# How do I manually seed the FreeBSD RNG ?



## absduser (Dec 18, 2019)

I understand that the FreeBSD RNG is automatically seeded with various, robust sources of entropy.

I understand that I don't need to seed it and my seeding is probably worse than the default.

HOWEVER, just because I am curious, I wonder ...

I used to be able to set this sysctl:

sysctl -w kern.random.sys.seeded=0

.. and then start up sshd for the first time and I would be asked to mash the keyboard and type a page or two of gibberish to seed the RNG.

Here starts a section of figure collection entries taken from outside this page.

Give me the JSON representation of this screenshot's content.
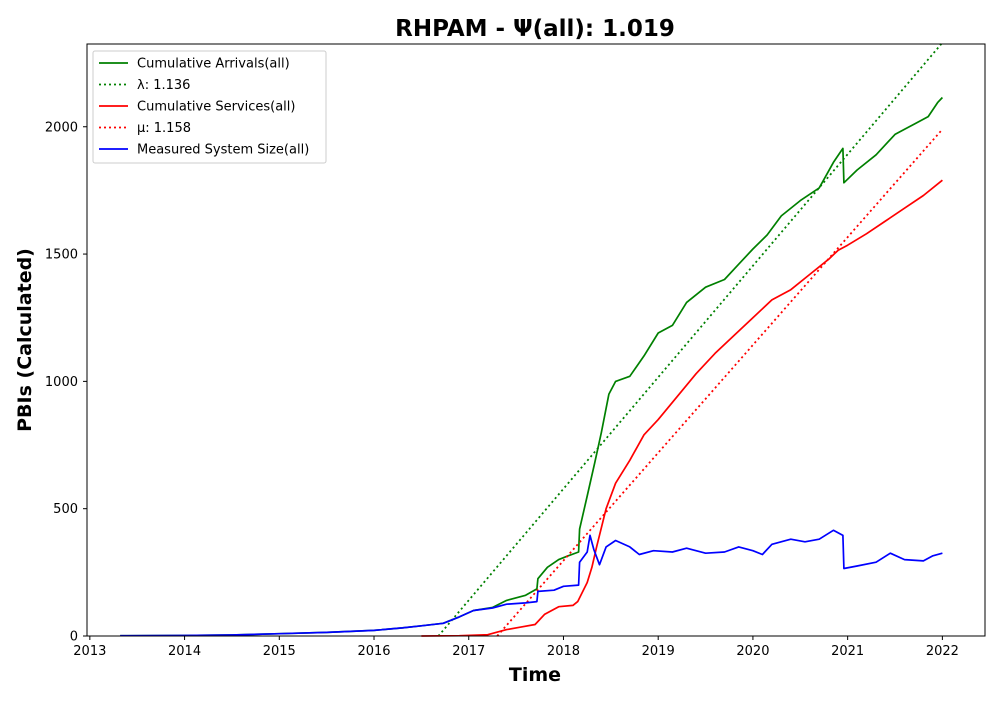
{
  "chart_data": {
    "type": "line",
    "title": "RHPAM -  Ψ(all): 1.019",
    "xlabel": "Time",
    "ylabel": "PBIs (Calculated)",
    "xlim": [
      2012.97,
      2022.45
    ],
    "ylim": [
      0,
      2325
    ],
    "x_ticks": [
      "2013",
      "2014",
      "2015",
      "2016",
      "2017",
      "2018",
      "2019",
      "2020",
      "2021",
      "2022"
    ],
    "y_ticks": [
      "0",
      "500",
      "1000",
      "1500",
      "2000"
    ],
    "grid": false,
    "legend_position": "upper-left",
    "series": [
      {
        "name": "Cumulative Arrivals(all)",
        "color": "#008000",
        "style": "solid",
        "points": [
          [
            2013.32,
            1
          ],
          [
            2014.0,
            2
          ],
          [
            2014.5,
            4
          ],
          [
            2015.0,
            9
          ],
          [
            2015.5,
            14
          ],
          [
            2016.0,
            22
          ],
          [
            2016.3,
            32
          ],
          [
            2016.5,
            40
          ],
          [
            2016.73,
            50
          ],
          [
            2016.9,
            75
          ],
          [
            2017.05,
            100
          ],
          [
            2017.25,
            112
          ],
          [
            2017.4,
            140
          ],
          [
            2017.6,
            160
          ],
          [
            2017.72,
            185
          ],
          [
            2017.73,
            225
          ],
          [
            2017.83,
            270
          ],
          [
            2017.95,
            300
          ],
          [
            2018.05,
            315
          ],
          [
            2018.16,
            330
          ],
          [
            2018.17,
            420
          ],
          [
            2018.25,
            550
          ],
          [
            2018.33,
            680
          ],
          [
            2018.4,
            800
          ],
          [
            2018.48,
            950
          ],
          [
            2018.55,
            1000
          ],
          [
            2018.7,
            1020
          ],
          [
            2018.85,
            1100
          ],
          [
            2019.0,
            1190
          ],
          [
            2019.15,
            1220
          ],
          [
            2019.3,
            1310
          ],
          [
            2019.5,
            1370
          ],
          [
            2019.7,
            1400
          ],
          [
            2019.85,
            1460
          ],
          [
            2020.0,
            1520
          ],
          [
            2020.15,
            1575
          ],
          [
            2020.3,
            1650
          ],
          [
            2020.5,
            1710
          ],
          [
            2020.7,
            1760
          ],
          [
            2020.85,
            1860
          ],
          [
            2020.95,
            1915
          ],
          [
            2020.96,
            1780
          ],
          [
            2021.1,
            1830
          ],
          [
            2021.3,
            1890
          ],
          [
            2021.5,
            1970
          ],
          [
            2021.7,
            2010
          ],
          [
            2021.85,
            2040
          ],
          [
            2021.95,
            2095
          ],
          [
            2022.0,
            2115
          ]
        ]
      },
      {
        "name": "λ: 1.136",
        "color": "#008000",
        "style": "dotted",
        "points": [
          [
            2016.68,
            0
          ],
          [
            2022.0,
            2330
          ]
        ]
      },
      {
        "name": "Cumulative Services(all)",
        "color": "#ff0000",
        "style": "solid",
        "points": [
          [
            2016.5,
            0
          ],
          [
            2016.9,
            1
          ],
          [
            2017.2,
            5
          ],
          [
            2017.4,
            25
          ],
          [
            2017.55,
            35
          ],
          [
            2017.7,
            45
          ],
          [
            2017.8,
            85
          ],
          [
            2017.95,
            115
          ],
          [
            2018.1,
            120
          ],
          [
            2018.15,
            135
          ],
          [
            2018.25,
            210
          ],
          [
            2018.3,
            270
          ],
          [
            2018.35,
            350
          ],
          [
            2018.45,
            500
          ],
          [
            2018.55,
            600
          ],
          [
            2018.7,
            690
          ],
          [
            2018.85,
            790
          ],
          [
            2019.0,
            850
          ],
          [
            2019.2,
            940
          ],
          [
            2019.4,
            1030
          ],
          [
            2019.6,
            1110
          ],
          [
            2019.8,
            1180
          ],
          [
            2020.0,
            1250
          ],
          [
            2020.2,
            1320
          ],
          [
            2020.4,
            1360
          ],
          [
            2020.6,
            1420
          ],
          [
            2020.8,
            1480
          ],
          [
            2020.9,
            1515
          ],
          [
            2021.0,
            1535
          ],
          [
            2021.2,
            1580
          ],
          [
            2021.4,
            1630
          ],
          [
            2021.6,
            1680
          ],
          [
            2021.8,
            1730
          ],
          [
            2022.0,
            1790
          ]
        ]
      },
      {
        "name": "μ: 1.158",
        "color": "#ff0000",
        "style": "dotted",
        "points": [
          [
            2017.3,
            0
          ],
          [
            2022.0,
            1990
          ]
        ]
      },
      {
        "name": "Measured System Size(all)",
        "color": "#0000ff",
        "style": "solid",
        "points": [
          [
            2013.32,
            1
          ],
          [
            2014.0,
            2
          ],
          [
            2014.5,
            4
          ],
          [
            2015.0,
            9
          ],
          [
            2015.5,
            14
          ],
          [
            2016.0,
            22
          ],
          [
            2016.3,
            32
          ],
          [
            2016.5,
            40
          ],
          [
            2016.73,
            50
          ],
          [
            2016.9,
            75
          ],
          [
            2017.05,
            100
          ],
          [
            2017.25,
            110
          ],
          [
            2017.4,
            125
          ],
          [
            2017.6,
            130
          ],
          [
            2017.72,
            135
          ],
          [
            2017.73,
            175
          ],
          [
            2017.9,
            180
          ],
          [
            2018.0,
            195
          ],
          [
            2018.16,
            200
          ],
          [
            2018.17,
            290
          ],
          [
            2018.25,
            330
          ],
          [
            2018.28,
            395
          ],
          [
            2018.32,
            340
          ],
          [
            2018.38,
            280
          ],
          [
            2018.45,
            350
          ],
          [
            2018.55,
            375
          ],
          [
            2018.7,
            350
          ],
          [
            2018.8,
            320
          ],
          [
            2018.95,
            335
          ],
          [
            2019.15,
            330
          ],
          [
            2019.3,
            345
          ],
          [
            2019.5,
            325
          ],
          [
            2019.7,
            330
          ],
          [
            2019.85,
            350
          ],
          [
            2020.0,
            335
          ],
          [
            2020.1,
            320
          ],
          [
            2020.2,
            360
          ],
          [
            2020.4,
            380
          ],
          [
            2020.55,
            370
          ],
          [
            2020.7,
            380
          ],
          [
            2020.85,
            415
          ],
          [
            2020.95,
            395
          ],
          [
            2020.96,
            265
          ],
          [
            2021.1,
            275
          ],
          [
            2021.3,
            290
          ],
          [
            2021.45,
            325
          ],
          [
            2021.6,
            300
          ],
          [
            2021.8,
            295
          ],
          [
            2021.9,
            315
          ],
          [
            2022.0,
            325
          ]
        ]
      }
    ]
  }
}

In 2019 with FreeBSD 12.1, how do I do that ?  How can I manually seed the RNG with my own keyboard mashing, even though that's probably not the best choice of seed ?

Thanks.


----------



## shkhln (Dec 18, 2019)

absduser said:


> In 2019 with FreeBSD 12.1, how do I do that ?  How can I manually seed the RNG with my own keyboard mashing



You tell us. That question doesn't match any common use cases.


----------



## Phishfry (Dec 18, 2019)

Have you looked at the script used to store entrophy at shutdown?
/etc/rc.d/random
Also the manual page for random(4)


----------



## Phishfry (Dec 18, 2019)

Why can't I manually seed the FreeBSD random number generator?
					

Years ago, I could manually seed the random number generator in FreeBSD by setting:  sysctl -w kern.random.sys.seeded=0  ... and then if I deleted my SSH keys (on purpose) and restarted sshd, I wou...




					serverfault.com


----------



## shkhln (Dec 18, 2019)

Same person, I suppose?


----------



## absduser (Dec 19, 2019)

So it would seem that this is no longer possible - one has to use the auto-rng-seeding and there is no other option ?


----------



## shkhln (Dec 19, 2019)

You have the complete source code for the kernel, so…


----------